Latest data reveals a notable uptick in new instructions and sales agreed and a lower rate of price reductions over the course of May and into June.

Research by Property Solvers, experts in selling houses fast, has tracked key house sales data across the Newcastle postcodes (NE) since the onset of the coronavirus lockdown.

Using the UK’s largest portal, Rightmove, they observed the number of new instructions, sales agreed and price reductions since the start of March shortly before the country hunkered down.

The data for the last three months is presented in the chart below:

According to Property Solvers’ co-founder Ruban Selvanayagam, “as the lockdown came into full force, the volume of new instructions across the region took a predictable turn for the worse.”

In May, across the Newcastle region (NE postcodes), there were 689 new house sale instructions in sharp contrast to the 2,127 seen in May 2019.

Quick home buying companies like Property Solvers, as well as property auctioneers and other organisations that are capable of handling the entire sales process remotely have been able to push on to some extent during lockdown.

However, many house hunters refuse to make an offer unless they have attended a viewing – something that has not been possible while strict protective measures remained in place.

Mortgage lending was frozen between March and May, causing most house hunters to put their plans on the back burner for the foreseeable.
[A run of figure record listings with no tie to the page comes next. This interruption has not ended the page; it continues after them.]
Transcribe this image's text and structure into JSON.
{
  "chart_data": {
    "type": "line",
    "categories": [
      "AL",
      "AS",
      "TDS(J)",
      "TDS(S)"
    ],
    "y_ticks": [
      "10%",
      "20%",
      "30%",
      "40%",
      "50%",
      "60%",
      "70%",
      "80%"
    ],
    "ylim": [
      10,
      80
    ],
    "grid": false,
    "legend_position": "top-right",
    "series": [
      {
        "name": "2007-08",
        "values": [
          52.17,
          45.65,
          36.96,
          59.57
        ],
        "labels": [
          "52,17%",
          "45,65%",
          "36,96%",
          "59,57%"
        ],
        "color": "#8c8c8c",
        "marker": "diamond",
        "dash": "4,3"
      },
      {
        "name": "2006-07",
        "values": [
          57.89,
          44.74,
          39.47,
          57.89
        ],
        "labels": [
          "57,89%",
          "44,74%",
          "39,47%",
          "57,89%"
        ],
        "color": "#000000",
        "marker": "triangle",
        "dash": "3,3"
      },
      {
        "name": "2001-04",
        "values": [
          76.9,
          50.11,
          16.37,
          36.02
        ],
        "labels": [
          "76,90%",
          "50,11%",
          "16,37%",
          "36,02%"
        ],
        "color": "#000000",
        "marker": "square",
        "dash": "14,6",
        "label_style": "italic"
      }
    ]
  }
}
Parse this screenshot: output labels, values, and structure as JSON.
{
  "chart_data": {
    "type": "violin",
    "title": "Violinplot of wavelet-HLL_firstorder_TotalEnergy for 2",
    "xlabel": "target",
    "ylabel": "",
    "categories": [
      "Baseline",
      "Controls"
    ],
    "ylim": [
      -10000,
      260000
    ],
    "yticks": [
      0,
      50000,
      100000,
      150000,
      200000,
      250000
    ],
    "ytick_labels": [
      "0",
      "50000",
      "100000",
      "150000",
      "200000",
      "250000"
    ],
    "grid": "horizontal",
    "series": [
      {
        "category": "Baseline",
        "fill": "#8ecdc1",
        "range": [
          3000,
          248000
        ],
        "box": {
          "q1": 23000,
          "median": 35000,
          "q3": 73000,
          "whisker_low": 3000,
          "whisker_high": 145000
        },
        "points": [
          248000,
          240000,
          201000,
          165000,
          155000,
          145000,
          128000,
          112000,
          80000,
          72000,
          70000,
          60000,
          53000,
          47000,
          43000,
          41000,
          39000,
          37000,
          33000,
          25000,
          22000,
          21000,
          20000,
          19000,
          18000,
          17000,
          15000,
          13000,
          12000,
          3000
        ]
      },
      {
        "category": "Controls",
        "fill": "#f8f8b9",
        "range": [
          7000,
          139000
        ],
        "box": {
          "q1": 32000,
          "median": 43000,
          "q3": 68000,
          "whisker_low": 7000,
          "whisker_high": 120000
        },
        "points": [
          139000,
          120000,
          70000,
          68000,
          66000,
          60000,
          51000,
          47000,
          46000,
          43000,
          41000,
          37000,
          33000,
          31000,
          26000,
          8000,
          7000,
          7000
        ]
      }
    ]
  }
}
Furthermore, thousands of sales in progress across the UK were forced to be frozen as the lockdown came into effect. 

In April, the Guardian published an estimated country-wide figure of 373,000 existing sales put on hold since lockdown began, equating to around £82 billion in value. Since that time, both buyers and sellers have been keen for their chain to restart.

As of mid May, the mortgage market has reopened and viewings are once again permitted – albeit with new safety measures in place.

“With strict social distancing rules in place, estate agents were unable to conduct viewings and conduct their day-to-day business in the normal way.  Although conveyancers and mortgage advisors were able to operate remotely, the industry effectively froze,” Selvanayagam commented.

However, as the coronavirus-related infection dropped, the death toll tapered and some of the lockdown measures were eased in May, the market has clearly started to pick up again. So far in June (up to 12th), 657 sales have been agreed across the NE postcodes.

Ruban underlines that although we’re clearly not out of the woods, these are encouraging signs.

“As is being advised across all sectors, now’s the time for agents and those operating in the industry as a whole to take extra precautionary steps – particularly as there’s no certainty that a second wave of infections will not come our way.”

A rejuvenated housing market will aid significantly in the regrowth of the country’s floundering economy, but the UK’s property industry cannot allow economic recovery to become its single highest priority. 

While the protection of individual livelihoods remains vital, the health and wellbeing of buyers, sellers and employees within the sector must always come first.